Sharing God through vulnerability

Hennie Symington

         For the message about Christ's death on the cross is nonsense to those who are lost; but for us who are being saved it is God's power. The scripture says,                                                

“ will destroy the wisdom of the wise

and set aside the understanding of the scholars.”

So then, where does that leave the wise? or the scholars? or the skilful debaters of this world? God has shown that this world's wisdom is foolishness!

For God in his wisdom made it impossible for people to know him by means of their own wisdom. Instead, by means of the so-called “foolish” message we preach, God decided to save those who believe. Jews want miracles for proof, and Greeks look for wisdom.
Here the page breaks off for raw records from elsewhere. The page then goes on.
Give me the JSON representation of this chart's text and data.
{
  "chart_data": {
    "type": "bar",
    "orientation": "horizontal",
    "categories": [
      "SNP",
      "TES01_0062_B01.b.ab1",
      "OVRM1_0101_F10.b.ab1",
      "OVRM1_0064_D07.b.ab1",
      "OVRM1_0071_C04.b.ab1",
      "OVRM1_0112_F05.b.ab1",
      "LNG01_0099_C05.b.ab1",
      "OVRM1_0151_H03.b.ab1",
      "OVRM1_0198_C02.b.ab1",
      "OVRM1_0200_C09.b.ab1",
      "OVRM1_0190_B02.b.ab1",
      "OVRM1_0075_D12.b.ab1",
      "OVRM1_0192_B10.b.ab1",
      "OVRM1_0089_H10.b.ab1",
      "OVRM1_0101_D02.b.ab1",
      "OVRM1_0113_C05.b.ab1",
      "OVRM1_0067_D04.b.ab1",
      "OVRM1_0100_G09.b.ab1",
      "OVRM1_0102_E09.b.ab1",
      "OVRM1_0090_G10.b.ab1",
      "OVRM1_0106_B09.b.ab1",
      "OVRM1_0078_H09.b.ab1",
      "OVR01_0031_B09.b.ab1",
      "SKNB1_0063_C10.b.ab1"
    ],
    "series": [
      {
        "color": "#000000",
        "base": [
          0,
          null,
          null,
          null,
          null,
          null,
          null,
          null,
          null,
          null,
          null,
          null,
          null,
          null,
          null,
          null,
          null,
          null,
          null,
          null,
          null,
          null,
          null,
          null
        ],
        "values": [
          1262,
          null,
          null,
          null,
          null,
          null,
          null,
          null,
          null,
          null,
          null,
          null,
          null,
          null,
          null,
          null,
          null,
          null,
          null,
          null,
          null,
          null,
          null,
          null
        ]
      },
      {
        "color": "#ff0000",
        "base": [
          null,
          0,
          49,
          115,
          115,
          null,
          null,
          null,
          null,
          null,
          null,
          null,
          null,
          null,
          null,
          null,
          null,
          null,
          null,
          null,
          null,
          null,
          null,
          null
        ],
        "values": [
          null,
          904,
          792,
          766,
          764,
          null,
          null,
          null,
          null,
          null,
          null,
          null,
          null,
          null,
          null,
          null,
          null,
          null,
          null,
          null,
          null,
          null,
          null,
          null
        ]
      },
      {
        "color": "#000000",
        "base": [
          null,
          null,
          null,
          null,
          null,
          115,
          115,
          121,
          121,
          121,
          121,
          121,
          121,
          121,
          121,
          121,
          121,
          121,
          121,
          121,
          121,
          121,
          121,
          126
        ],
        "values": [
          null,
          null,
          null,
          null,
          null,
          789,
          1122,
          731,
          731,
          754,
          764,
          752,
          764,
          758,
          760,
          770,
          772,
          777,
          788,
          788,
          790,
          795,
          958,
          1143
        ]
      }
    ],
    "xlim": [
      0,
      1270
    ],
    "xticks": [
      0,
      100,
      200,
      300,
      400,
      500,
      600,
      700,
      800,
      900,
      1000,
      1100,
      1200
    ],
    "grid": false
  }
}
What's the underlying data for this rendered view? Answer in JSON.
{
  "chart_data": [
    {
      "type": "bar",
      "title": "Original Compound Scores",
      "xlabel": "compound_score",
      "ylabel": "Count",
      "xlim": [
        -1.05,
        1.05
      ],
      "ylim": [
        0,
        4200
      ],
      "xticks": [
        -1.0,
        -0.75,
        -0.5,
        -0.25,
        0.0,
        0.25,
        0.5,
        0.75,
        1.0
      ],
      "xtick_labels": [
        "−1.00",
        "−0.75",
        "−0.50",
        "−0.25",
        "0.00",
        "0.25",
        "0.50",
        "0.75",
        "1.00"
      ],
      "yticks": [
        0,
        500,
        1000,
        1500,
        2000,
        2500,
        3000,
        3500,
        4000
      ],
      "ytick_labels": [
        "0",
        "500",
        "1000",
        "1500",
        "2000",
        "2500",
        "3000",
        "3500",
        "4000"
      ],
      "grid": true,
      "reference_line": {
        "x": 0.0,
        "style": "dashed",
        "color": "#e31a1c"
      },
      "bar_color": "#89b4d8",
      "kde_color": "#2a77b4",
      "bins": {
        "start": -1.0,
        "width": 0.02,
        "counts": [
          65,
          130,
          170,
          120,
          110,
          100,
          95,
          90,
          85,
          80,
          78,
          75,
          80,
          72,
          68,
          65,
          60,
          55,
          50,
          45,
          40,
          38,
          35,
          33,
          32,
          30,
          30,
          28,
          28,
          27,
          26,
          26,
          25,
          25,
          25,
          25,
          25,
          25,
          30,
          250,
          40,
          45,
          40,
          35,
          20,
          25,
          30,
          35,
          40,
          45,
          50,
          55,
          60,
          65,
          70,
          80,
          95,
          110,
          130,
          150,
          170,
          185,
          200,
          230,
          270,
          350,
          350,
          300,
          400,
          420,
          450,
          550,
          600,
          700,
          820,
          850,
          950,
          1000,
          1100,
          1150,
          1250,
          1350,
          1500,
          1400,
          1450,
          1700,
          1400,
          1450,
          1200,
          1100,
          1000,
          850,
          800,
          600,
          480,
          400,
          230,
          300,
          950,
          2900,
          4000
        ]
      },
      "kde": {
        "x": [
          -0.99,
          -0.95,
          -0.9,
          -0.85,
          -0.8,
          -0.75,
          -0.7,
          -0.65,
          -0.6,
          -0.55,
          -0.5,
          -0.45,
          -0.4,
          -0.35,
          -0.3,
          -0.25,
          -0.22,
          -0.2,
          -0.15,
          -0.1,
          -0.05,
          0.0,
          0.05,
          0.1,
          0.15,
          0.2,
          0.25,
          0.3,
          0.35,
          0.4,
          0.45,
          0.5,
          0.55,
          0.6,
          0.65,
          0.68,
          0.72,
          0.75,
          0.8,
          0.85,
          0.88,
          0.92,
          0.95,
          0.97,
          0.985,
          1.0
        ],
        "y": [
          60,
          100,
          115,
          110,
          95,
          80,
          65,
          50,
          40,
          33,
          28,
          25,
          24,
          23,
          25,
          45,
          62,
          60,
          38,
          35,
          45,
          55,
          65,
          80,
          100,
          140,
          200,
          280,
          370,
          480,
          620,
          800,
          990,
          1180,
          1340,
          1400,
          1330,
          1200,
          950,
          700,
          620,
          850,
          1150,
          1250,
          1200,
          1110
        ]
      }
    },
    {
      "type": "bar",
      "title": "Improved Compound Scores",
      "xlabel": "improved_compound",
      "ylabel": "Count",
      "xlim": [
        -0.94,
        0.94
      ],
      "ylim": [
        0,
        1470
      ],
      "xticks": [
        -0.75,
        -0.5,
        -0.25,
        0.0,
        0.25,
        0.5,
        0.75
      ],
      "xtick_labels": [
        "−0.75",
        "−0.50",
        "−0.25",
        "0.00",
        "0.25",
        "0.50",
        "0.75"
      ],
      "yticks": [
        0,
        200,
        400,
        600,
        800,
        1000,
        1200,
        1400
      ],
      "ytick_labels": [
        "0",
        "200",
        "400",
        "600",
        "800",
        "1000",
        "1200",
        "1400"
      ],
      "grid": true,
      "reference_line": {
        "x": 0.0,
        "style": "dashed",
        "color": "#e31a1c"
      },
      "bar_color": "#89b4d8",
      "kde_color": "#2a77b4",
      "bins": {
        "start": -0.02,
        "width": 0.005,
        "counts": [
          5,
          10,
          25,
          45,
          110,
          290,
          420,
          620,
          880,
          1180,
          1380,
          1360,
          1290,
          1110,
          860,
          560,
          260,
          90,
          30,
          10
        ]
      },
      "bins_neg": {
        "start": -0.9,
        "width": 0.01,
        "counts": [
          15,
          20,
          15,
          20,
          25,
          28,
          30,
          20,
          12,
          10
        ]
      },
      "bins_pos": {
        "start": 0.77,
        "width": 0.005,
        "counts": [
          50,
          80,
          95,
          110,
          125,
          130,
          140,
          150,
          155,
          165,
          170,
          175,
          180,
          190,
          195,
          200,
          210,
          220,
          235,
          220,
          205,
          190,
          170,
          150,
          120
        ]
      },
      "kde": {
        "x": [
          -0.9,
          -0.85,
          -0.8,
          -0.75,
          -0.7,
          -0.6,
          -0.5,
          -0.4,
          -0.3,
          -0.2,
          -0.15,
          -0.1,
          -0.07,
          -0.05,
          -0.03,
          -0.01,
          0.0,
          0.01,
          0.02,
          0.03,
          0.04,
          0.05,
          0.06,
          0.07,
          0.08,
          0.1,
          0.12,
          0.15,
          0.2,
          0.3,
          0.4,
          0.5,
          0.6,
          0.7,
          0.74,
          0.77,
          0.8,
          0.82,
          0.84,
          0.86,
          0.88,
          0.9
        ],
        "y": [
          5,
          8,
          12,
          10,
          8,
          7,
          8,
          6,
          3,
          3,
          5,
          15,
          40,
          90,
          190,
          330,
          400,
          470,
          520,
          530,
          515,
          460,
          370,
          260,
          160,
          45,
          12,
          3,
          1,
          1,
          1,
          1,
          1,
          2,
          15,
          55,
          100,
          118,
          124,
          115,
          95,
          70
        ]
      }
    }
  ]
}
As for us, we proclaim the crucified Christ, a message that is offensive to the Jews and nonsense to the Gentiles . 1 Corinthians 1:18-23

We don’t like to think of God as vulnerable. Our souls yearn for a God who is a rock - a God who fixes what is broken, who saves when all is lost. It is human nature to seek gods who wield power: The ancient Greeks had Zeus with his lightning bolts which he shot out in fits of anger, while the Egyptian sun god Ra and Shiva from the Hindu mythology are seen as almighty deities who not only controlled the forces or nature but also the fate of men. Even Yaweh in the Old Testament is seen as a God who is mightier than the Egyptian god. Remember Moses pitting the strength of the God of Israel against that of the Pharaoh and Elijah challenging Baal on Mount Carmel and setting the God of Israel up against him almost as if to say: My God is stronger than your god!

Yet in Christ we experience God as the vulnerable one. He doesn’t make his appearance in power and glory but as a helpless baby in a crib, born to ordinary parents like you and me. He has no place to lay down his head and is crucified as a common criminal.

Why? Why does the all powerful God of the universe choose to reveal himself in this way? What does it mean to us that God chooses engage the world in this way? Perhaps it is in his wounded state that God best demonstrates his solidarity with the weak, the outsider, the broken-hearted, the outcasts and those who suffer physically and mentally. And with you and me. He is our brother and suffers with us in whatever befalls us. And through his suffering He redeems us. That’s power in the true sense of the Word.

Prayer: Lord forgive us for sometimes having too much heaven on our minds which keeps us from seeing the need for your love and understanding all around us. Thank you for stepping over the great divide between heaven an earth by giving us a piece of yourself, you only Son, to show us how to make your love real in this world.